Although Restrictive Covenants provide a private means of controlling the use of land, in certain circumstances their existence can result in a conflict with the provisions of a local authority’s planning Scheme. For example, a Restrictive Covenant may limit the use of a residential lot to a single dwelling whereas the Local Planning Scheme and the Residential Design Codes may permit the development of two or more dwellings on that lot.
Clause 4.4 of Town Planning Scheme No. 6 (TPS 6) allows the City to grant planning approval for residential development that is inconsistent with a Restrictive Covenant that limits the number of dwellings on the land. Prior to granting such approval, the City is required to advertise the proposal for public comment.
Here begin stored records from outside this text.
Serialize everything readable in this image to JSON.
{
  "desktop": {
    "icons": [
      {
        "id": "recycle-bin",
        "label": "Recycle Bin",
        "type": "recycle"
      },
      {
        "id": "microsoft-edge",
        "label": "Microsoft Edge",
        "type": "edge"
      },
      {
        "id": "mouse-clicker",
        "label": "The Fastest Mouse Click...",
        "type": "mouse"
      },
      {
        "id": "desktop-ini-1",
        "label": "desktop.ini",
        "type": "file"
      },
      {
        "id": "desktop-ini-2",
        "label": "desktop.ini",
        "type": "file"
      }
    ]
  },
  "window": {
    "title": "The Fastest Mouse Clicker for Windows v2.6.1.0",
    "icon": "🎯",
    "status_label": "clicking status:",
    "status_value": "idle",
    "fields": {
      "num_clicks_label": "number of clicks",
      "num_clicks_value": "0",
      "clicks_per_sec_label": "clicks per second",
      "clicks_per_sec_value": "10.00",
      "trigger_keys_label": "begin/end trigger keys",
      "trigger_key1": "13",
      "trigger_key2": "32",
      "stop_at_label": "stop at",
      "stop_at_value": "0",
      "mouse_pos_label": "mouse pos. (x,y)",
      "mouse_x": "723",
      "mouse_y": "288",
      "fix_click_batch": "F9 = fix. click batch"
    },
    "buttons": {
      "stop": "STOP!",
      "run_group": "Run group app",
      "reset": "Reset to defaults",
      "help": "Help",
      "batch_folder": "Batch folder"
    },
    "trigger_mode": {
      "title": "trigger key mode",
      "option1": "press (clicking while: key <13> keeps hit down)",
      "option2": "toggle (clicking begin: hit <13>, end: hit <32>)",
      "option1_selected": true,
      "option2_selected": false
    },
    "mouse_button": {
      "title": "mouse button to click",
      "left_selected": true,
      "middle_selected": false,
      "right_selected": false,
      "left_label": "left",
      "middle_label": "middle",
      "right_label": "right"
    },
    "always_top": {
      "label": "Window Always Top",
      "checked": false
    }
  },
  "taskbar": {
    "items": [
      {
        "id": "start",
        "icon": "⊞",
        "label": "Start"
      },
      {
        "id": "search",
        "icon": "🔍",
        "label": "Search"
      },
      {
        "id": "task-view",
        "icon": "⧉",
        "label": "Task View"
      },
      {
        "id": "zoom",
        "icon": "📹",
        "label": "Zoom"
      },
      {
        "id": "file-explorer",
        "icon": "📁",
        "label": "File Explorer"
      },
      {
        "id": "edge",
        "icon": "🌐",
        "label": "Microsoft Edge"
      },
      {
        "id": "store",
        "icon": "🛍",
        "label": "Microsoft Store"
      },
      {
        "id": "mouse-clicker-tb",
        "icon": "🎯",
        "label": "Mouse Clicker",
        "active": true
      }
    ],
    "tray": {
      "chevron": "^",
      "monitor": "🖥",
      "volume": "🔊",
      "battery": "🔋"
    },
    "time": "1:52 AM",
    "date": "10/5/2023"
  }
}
Where landowners wish to apply to Landgate to have a Restrictive Covenant removed from their Certificate of Title, the City can provide a letter confirming an inconsistency between the Restrictive Covenant and the development potential allowed by TPS 6 and the Residential Design Codes.
In requesting such a letter, the landowner is to submit the following:
- A written application, requesting confirmation that an inconsistency exists between the restrictive covenant and the Residential Design Code that applies to the land.
- The application fee for written planning advice.
- A copy of the latest Certificate of Title for the subject land.
- A copy of Restrictive Covenant document (the registration number can be found on the Certificate of Title).
The City will assess this information to confirm whether or not there is an inconsistency between the restrictive covenant and the Residential Design Code applicable to the land. In the case of an inconsistency, the City will issue a letter addressed to the Registrar of Titles (Landgate) to this effect.
Once the City’s letter has been issued, the landowner must then apply to the Registrar of Titles to remove the Restrictive Covenant. The Registrar of Titles will require a copy of the City’s letter.